Men and women can show different symptoms as well as different coping mechanisms. Depression can often go undiagnosed in men because signs tend to be downplayed, there is more reluctance to discuss symptoms, and a general resistance to mental health treatment.
Both men and women commonly experience these symptoms of depression:
- Insomnia or hypersomnia
- Difficulty enjoying activities that were once pleasurable
- Extreme fatigue or lack of energy
- Feelings of hopelessness, emptiness, or sadness
While these symptoms are commonly recognized as depression, men frequently will engage in certain problematic behaviors or experience issues that may indicate depression but are not easily identified as such. These can include:
- Engaging in risky behaviors
- Substance use disorder
- Medical issues
- Overindulging in escapism
Unfortunately, depression can be particularly dangerous with men because ideas of traditional masculinity encourage men to limit the expression of emotions and avoid seeking help. These societal factors likely contribute to the higher statistical rates of women being diagnosed with depression.
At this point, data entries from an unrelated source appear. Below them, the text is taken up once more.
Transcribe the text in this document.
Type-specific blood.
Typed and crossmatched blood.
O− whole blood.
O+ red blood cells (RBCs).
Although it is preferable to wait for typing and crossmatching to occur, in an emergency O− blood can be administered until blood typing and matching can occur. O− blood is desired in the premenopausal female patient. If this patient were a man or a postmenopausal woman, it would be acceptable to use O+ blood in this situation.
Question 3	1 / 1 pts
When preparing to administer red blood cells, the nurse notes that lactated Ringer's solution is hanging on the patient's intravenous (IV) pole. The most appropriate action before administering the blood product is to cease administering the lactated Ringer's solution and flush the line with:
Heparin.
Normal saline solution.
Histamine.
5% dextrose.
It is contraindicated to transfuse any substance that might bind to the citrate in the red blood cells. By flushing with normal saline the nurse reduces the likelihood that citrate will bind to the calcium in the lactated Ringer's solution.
Here’s a closer look at some of the more common signs of depression that tend to be exhibited by men more often than women.
Women, generally speaking, are more likely to exhibit overt sadness and may be more willing to discuss their emotions. While many men with depression may open up and talk about depression symptoms, they are more likely to exhibit anger and a short temper as a behavior related to depression. Overt displays of irritability and anger are also typically more socially accepted among men, which means many people may fail to identify these types of behaviors as an indicator of depression.
Engaging in Risky Behaviors
Men with depression are more likely to engage in risky or dangerous behaviors such as binge drinking, gambling, sex, dangerous driving, and other physically or financially dangerous behaviors. These kinds of behaviors are often used to mask or distract from symptoms of depression.
Substance Use Disorder
Both men and women may turn to alcohol or other drugs as a coping mechanism for depression symptoms. Interestingly, this is actually less likely to be identified as a sign of depression in men than it is in women.
For women, substance use disorder usually arises as a consequence of depression, while men tend to experience substance abuse leading up to depression onset. This suggests that men may be more likely to experience substance use disorder as a contributor to depression.
Severe stress can not only cause mental problems, but physical problems as well. Men struggling with depression and high levels of stress can experience gastrointestinal issues, headaches, and a variety of other ailments. Physical manifestations of depression can also include a racing heartbeat, fatigue, and significant weight gain or loss.
Overindulging in Escapism
Overindulging in escapist behaviors can often signal that one desires to escape from reality. Escapist behaviors can vary greatly, but they often require an unsustainable or unhealthy amount of time and/or money. Some escapist behaviors frequently exhibited by men include video games, gambling and sports betting, working out, pornography, and binge-watching films or shows.